Most of my group's work on informal education and interpretation related to deep time has been situated at the Trail of Time Exhibition ( at Grand Canyon National Park: the world's largest interpretive geoscience exhibition, which our team (led by Karl Karlstrom of UNM) designed, built, and formally opened in fall 2010. The heart of this exhibition is a horizontal scaled timeline laid out along 4.5 km of fully accessible trail along the South Rim of the Canyon, augmented by interpretive signage, viewing tubes, and alluring large specimens of every rock unit exposed in Grand Canyon. Extensive front-end, formative, and summative evaluation were essential to the project. We have used and continue to use the Trail of Time Exhibition, visited by millions each year, as unique field-based laboratory for research on the use of timelines and other analogical models for informal learning about deep time. I will discuss some of this work during the Teaching about Time Workshop, and invite all who can to join me on a visit to Grand Canyon and the Trail of Time itself (weather permitting!) after the Workshop ends.


Karlstrom, K., Semken, S., Crossey, L., Perry, D., Gyllenhaal, E. D., Dodick, J., Williams, M., Hellmich-Bryan, J., Crow, R., Bueno Watts, N., & Ault, C. (2008). Informal geoscience education on a grand scale: the Trail of Time exhibition at Grand Canyon. Journal of Geoscience Education, 56, 354-361.

Semken, S., Dodick, J., Ben-David, O., Pineda, M., Bueno Watts, N., & Karlstrom, K. (2009).
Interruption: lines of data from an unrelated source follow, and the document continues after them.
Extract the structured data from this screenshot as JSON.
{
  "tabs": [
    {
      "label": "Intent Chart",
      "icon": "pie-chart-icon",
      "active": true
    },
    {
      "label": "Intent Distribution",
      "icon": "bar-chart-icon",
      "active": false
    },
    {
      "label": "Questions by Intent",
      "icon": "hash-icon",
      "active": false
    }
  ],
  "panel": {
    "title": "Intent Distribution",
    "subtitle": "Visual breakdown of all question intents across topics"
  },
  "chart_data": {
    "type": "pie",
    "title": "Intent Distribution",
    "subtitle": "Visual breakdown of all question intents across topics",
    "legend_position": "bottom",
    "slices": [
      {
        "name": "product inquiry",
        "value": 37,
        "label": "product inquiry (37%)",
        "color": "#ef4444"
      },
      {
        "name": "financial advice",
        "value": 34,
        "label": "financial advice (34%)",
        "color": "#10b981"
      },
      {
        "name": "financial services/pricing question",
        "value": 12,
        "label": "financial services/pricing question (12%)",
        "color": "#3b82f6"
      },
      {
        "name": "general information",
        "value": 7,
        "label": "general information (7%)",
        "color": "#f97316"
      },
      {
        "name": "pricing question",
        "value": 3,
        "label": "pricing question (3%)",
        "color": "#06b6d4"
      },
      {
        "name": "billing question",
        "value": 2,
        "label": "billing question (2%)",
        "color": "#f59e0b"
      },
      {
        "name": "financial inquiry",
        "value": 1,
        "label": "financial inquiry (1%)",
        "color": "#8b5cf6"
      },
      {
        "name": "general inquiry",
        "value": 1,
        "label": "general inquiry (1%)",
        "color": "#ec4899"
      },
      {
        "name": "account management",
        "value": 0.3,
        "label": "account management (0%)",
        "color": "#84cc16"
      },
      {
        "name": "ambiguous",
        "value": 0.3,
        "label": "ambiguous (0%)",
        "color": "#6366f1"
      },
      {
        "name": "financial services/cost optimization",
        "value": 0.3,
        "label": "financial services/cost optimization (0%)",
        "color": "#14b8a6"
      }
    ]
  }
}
Timeline and time scale cognition experiments for a geological interpretative exhibit at Grand Canyon. Proceedings of the National Association for Research in Science Teaching, Garden Grove, California.

Semken, S., Dodick, J., Frus, R., Wells, M., Perry, D., Bryan, J., Williams, M., Crow, R., Crossey, L., & Karlstrom, K. (2009, November-December). Studies of informal geologic time learning at the "Trail of Time" in Grand Canyon National Park. Informal Learning Review, 1(99), 1-5.

Crow, R., Karlstrom, K., Crossey, L., Semken, S., Perry, D., Williams, M., & Bryan, J. (2011). It's about time: Innovations in geoscience education at the Grand Canyon. Legacy, 22, 26-27.